AKDOĞAN BİZE AKIL VERMEDEN ÖNCE KENDİ İLİŞKİLERİNE BAKSIN

Eğer Akdoğan gerçekten güvenlikle ilgili barışla ilgili toplumla bir şey paylaşmak istiyorsa birlikte yaşama ve demokrasi kültürüne dair bir şey paylaşmak istiyorsa bıraksın bizimle ilgili olan kısmı bir işbirliği paralelle ittifak gibi ithamlarının yer aldığı o açıklamaya bir netlik getirsin. Siz 10 yıl boyunca birlikte yürüdüğünüz insanları eğer tanımayacak, anlamayacak kadar akıldan, izandan yoksunsanız söylenecek bir şey yok. Sizde ya akıl yok ya ahlak yok. Ya vefa duygusu yok ya izan ve basiret duygusu yok.

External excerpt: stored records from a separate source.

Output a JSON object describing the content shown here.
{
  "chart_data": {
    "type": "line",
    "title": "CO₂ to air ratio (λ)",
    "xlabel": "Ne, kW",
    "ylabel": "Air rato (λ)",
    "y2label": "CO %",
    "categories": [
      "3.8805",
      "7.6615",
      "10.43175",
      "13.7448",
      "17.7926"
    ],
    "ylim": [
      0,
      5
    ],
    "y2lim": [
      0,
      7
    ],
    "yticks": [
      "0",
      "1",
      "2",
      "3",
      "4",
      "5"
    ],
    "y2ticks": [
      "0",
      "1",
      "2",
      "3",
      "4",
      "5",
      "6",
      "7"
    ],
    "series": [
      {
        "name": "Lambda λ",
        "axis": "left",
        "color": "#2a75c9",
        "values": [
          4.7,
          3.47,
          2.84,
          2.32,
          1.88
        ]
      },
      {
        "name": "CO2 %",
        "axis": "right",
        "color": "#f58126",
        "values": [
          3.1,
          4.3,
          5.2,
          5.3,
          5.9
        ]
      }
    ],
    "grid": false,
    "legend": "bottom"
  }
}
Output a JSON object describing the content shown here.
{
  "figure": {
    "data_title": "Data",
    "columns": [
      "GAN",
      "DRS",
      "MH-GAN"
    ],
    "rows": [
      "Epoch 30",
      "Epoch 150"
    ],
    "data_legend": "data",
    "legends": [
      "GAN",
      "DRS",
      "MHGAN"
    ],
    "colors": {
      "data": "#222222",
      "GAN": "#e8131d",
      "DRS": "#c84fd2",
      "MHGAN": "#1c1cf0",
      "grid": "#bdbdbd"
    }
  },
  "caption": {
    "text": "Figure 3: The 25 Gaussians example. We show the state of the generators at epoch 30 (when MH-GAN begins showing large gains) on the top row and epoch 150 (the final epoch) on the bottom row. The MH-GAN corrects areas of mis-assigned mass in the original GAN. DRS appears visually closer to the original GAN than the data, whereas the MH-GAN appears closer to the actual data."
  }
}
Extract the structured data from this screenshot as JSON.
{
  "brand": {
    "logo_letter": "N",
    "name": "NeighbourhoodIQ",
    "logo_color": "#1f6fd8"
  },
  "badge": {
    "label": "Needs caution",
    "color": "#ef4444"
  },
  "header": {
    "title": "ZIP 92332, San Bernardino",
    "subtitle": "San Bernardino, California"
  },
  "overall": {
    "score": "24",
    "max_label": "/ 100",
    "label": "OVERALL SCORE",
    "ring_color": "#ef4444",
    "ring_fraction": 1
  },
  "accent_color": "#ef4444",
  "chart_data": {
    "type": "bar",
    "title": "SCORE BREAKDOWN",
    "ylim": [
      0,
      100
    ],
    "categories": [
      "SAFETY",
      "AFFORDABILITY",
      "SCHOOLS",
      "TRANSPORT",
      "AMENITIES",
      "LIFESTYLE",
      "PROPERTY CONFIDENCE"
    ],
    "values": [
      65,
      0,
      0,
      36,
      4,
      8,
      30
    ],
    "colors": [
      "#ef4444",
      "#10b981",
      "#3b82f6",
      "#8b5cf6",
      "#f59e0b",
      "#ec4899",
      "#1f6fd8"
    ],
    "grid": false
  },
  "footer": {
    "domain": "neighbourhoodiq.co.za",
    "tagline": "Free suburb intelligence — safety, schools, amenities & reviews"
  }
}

Siz 10 yıl boyunca birlikte olacaksınız, sonra da dönüp gazetelerini basacaksınız, kurumlarını basacaksınız, polisiye yöntemlerle eğitim kurumlarını linç etmeye kalkacaksınız ve neden diye soracaksınız. Toplum dönüp size soruyor. Bütün insanlar soruyor. Siz eğer 10 yıl birlikte olduklarınızın şimdi darbe yapmaya kalktıklarını anlamışsanız, 10 yıl sonra anlamışsanız biraz geç anlamışsınız. Bundan sonra da ne kadar doğru anlayıp anlamadığınız ve toplumu doğru bilgiyi paylaşarak sağlıklı bilgiyi yönlendirdiğiniz konusu son derece şaibelidir. Akdoğan bize akıl vermeden önce kendi ilişkilerini, kendi boş gösterdikleri törenleri bunları açıklasın.. Bu dilden, bu siyaset tarzından Cumhurbaşkanı başta olmak üzere herkesin vazgeçmesi gerekiyor. Eğer bir siyasi partinin Parlamento'da temsilini tehdit olarak görüyorsanız, onların Parlamento dışında kalmasından medet uman bir hesap içine girmişseniz; sizin kriteriniz, sizin ölçünüz artık demokrasi olmaktan çıkmış demektir.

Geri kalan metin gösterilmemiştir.